Anyone looking to be bitten as if by a swarm of mosquitos should get themselves along to the RDS Simmonscourt pavilion this weekend, for the inaugural Royal Irish Automobile Club National Classic Car Show.
It promises to be a showcase of the most exotic and exciting classic, vintage and veteran cars that Ireland can muster.
Which is a slightly odd thing. When most of us think of classic cars in an Irish context, we tend to think of the guy living down the road who has kept his dad’s 1974 Escort in good condition, or the eccentric from the next parish over who somehow maintains and runs some oddball 1930s machine.
It’s a common misconception that, because Ireland has (a) traditionally had a low level of car sales compared to the rest of Europe and (b) what sales we have tend to be of the cheap and cheerful variety, that there are few, if any interesting classic cars in Ireland.
Not so, says Bob Montgomery, one of the show’s organisers and, of course, a regular contributor to these pages. In fact, not only is there a dedicated and diverse classic car scene in Ireland, it’s actually managing to beat the blues of the recession and is thriving.

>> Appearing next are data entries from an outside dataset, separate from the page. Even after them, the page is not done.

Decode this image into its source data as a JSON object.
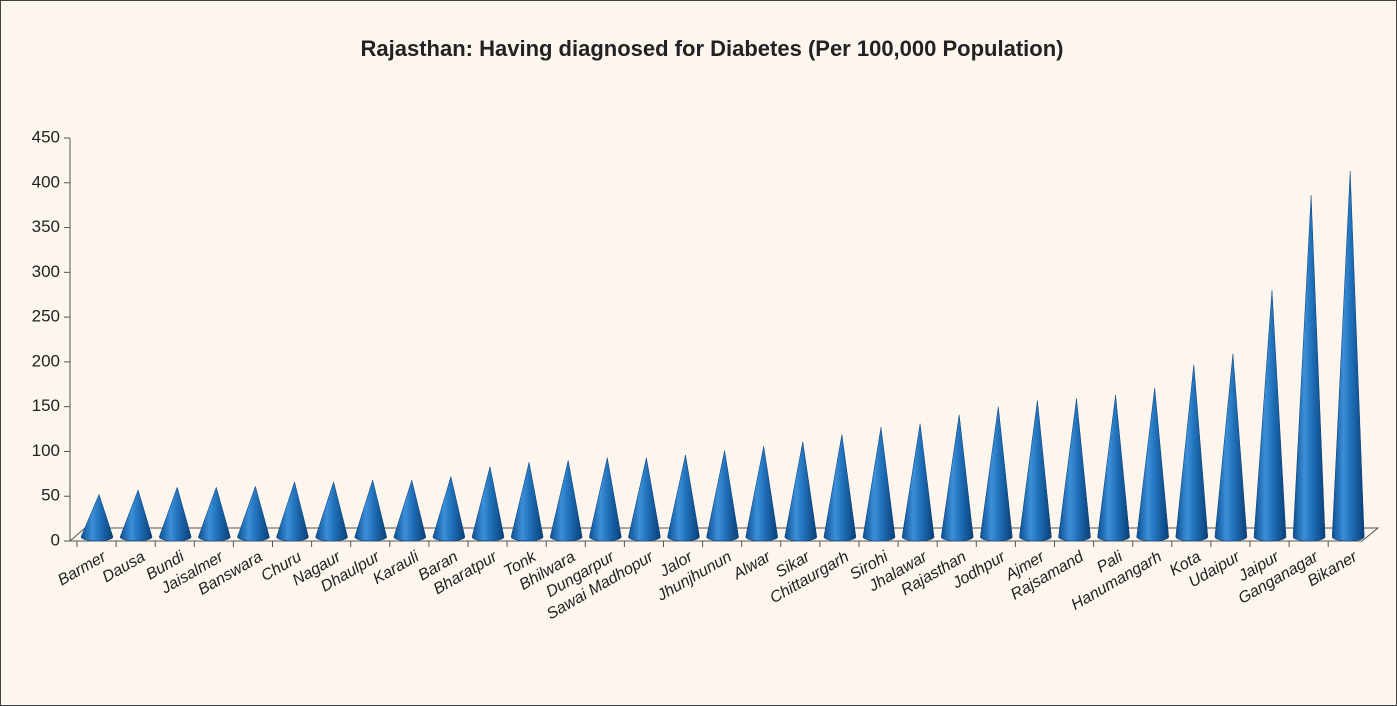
{
  "chart_data": {
    "type": "cone-bar",
    "title": "Rajasthan: Having diagnosed for Diabetes (Per 100,000 Population)",
    "categories": [
      "Barmer",
      "Dausa",
      "Bundi",
      "Jaisalmer",
      "Banswara",
      "Churu",
      "Nagaur",
      "Dhaulpur",
      "Karauli",
      "Baran",
      "Bharatpur",
      "Tonk",
      "Bhilwara",
      "Dungarpur",
      "Sawai Madhopur",
      "Jalor",
      "Jhunjhunun",
      "Alwar",
      "Sikar",
      "Chittaurgarh",
      "Sirohi",
      "Jhalawar",
      "Rajasthan",
      "Jodhpur",
      "Ajmer",
      "Rajsamand",
      "Pali",
      "Hanumangarh",
      "Kota",
      "Udaipur",
      "Jaipur",
      "Ganganagar",
      "Bikaner"
    ],
    "values": [
      52,
      57,
      60,
      60,
      61,
      66,
      66,
      68,
      68,
      72,
      83,
      88,
      90,
      93,
      93,
      96,
      101,
      106,
      111,
      119,
      127,
      131,
      141,
      150,
      157,
      159,
      163,
      171,
      197,
      209,
      280,
      386,
      413
    ],
    "color": "#1f6fb8",
    "ylim": [
      0,
      450
    ],
    "yticks": [
      0,
      50,
      100,
      150,
      200,
      250,
      300,
      350,
      400,
      450
    ]
  }
}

“Come along to the show – I think you’ll be surprised how many ‘exotic’ cars there are in this country. In fact it would not be hard to run this show a week later with a completely different cast of cars,” Montgomery told us. “In making this selection of cars for this show we have become aware of many, many more exotic cars that are available in Ireland.”

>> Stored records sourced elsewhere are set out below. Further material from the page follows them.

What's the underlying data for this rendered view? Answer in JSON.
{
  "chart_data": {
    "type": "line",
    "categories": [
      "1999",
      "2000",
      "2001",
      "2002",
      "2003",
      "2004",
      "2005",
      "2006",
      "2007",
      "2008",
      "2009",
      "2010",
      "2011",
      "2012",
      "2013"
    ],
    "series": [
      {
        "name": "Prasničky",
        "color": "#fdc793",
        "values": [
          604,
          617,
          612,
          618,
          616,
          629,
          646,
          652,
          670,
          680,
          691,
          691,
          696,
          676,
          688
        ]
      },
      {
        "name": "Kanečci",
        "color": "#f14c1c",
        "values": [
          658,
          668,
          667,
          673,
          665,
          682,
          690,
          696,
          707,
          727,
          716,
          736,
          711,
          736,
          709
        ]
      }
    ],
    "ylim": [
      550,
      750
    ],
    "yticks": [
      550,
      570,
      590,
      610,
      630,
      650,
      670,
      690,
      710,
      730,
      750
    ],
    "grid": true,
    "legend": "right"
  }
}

Among them will be some truly rare and exciting machinery. How about a Hispano-Suiza? Never heard of one? Not surprising, the Spanish firm stopped making cars in 1946, but until then, it made some of the finest luxury cars in Europe, earning favourable comparison to the likes of Rolls-Royce, Bentley and Cadillac.
The car at the show is a 1913 Alfonso XIII, named for the reigning Spanish king, and was bought by a Mr Alfred Gaynor of Middle Abbey St. Quite apart from being timed at 90mph on the Balrothery Road (!) the car is famous for having been shot at by a sniper during the 1916 Easter Rising. Mr Gaynor’s driver was wounded, but recovered. The Hispano still bears the scar of the ricocheting bullet on its steering wheel.
With the interest in classics growing, it must beg the question; do we see them as a form of comforting nostalgia in difficult times? Or is it all about safe-haven investments? “Perhaps there is a touch of nostalgia, what with the times we live in but the classic car movement is booming,” says Montgomery. “Classic cars as investments really concern only the top end of the market, say in the €100,000 plus range. The current record for a classic car at auction is for a Ferrari with a race history that fetched more than $14.8m (€10.9m) last year in the US. But the vast majority of classic car enthusiasts are happy with much more mundane, and affordable, classics.”